Сония, не торопясь, подошла к подзеркальнику, вытащила тоненькую папку и бросила ее на ковер. Из папки выпали фотографии детей.
– Как ты могла? – скорее удивился, чем возмутился Энрике, подбирая снимки.
– Я должна была убедиться. А дети похожи не на тебя, а на нее. Надеюсь, это действительно твои дети. – Она помолчала. – Естественно, дом останется мне. Он принадлежал моим родителям. – Сония с решительным видом села в кресло, пододвинула к себе телефон. – Я обещала самой себе, что изменю мою жизнь, и я ее изменю. Всю жизнь я делала то, что хотели другие: сначала моя мать, потом ты. А сейчас я чувствую себя свободной, и мне это нравится. – Сония говорила легко, убежденно, как о чем-то хорошо продуманном и решенном.

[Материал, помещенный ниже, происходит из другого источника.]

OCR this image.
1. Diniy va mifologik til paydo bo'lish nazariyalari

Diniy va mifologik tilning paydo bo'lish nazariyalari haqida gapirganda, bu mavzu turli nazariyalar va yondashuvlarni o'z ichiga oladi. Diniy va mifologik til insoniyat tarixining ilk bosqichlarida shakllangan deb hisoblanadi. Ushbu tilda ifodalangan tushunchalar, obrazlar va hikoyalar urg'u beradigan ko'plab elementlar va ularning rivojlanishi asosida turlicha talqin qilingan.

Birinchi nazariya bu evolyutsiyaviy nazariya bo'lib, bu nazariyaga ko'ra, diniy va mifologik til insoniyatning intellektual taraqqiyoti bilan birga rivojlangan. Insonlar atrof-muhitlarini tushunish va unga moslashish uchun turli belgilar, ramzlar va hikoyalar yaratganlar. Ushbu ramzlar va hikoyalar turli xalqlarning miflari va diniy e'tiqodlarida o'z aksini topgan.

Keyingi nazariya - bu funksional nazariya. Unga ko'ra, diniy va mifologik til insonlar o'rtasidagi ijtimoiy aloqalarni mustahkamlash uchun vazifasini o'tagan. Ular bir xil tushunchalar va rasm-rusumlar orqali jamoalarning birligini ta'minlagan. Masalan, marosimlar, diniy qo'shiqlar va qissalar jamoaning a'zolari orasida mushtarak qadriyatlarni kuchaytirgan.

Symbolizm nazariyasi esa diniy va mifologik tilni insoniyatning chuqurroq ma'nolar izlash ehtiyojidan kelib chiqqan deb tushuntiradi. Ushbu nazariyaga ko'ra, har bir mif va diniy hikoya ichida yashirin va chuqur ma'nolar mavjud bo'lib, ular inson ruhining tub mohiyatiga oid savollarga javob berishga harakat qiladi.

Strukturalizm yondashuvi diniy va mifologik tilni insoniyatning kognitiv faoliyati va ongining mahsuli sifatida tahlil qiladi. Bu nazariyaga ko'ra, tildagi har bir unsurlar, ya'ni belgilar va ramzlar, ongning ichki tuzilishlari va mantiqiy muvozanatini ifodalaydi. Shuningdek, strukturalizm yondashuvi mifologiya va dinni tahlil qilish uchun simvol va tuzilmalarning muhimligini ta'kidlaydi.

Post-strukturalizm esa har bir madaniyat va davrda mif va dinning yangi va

Энрике понял, что спорить с ней бесполезно, по крайней мере сегодня, и пошел собирать чемодан.
...Прошло уже несколько дней, как Рамон поселился в доме, но он до сих пор чувствовал себя не в своей тарелке. Ему трудно было назвать эту интересную сеньору просто Сонией, о чем она его каждый раз просила, он с трудом заставлял себя обращаться с ней на "ты". Конечно, Сония чудесная женщина – ласковая, нежная, заботливая, но ведь она – сеньора, а он – простой садовник. Она богата, а он гол как сокол... Однако каждый раз, когда он заводил об этом разговор, Сония твердила одно: "Мы с тобой мужчина и женщина, а остальное – неважно". Однажды, когда он особенно настойчиво доказывал ей, что они не пара, она сказала:
"Ну что ж, отдай мне взамен твое сердце, и твое тело". – "В таком случае, они твои. Только твои и ничьи больше", – с жаром ответил он.
Как-то вечером, когда Рамон, уже готовясь лечь, сидел на постели, а Сония расчесывала перед зеркалом волосы, дверь спальни неожиданно отворилась и на пороге вырос... Энрике. Не веря своим глазам, он снял очки и быстро протер их, но увидел все то же: замершего на постели садовника Рамона в его,Энрике, пижаме и тапочках.
– Так вот в кого ты влюбилась? В садовника! – возмутился он. – Никогда бы не поверил. В слугу! Ты, Мендес Давила, путаешься с садовником...
– Твоя Паулина тоже не принцесса.
– А ты? – повернулся он к Рамону. – Как ты посмел? Вон отсюда! – Его небольшие, глубоко посаженные глаза гневно блестели.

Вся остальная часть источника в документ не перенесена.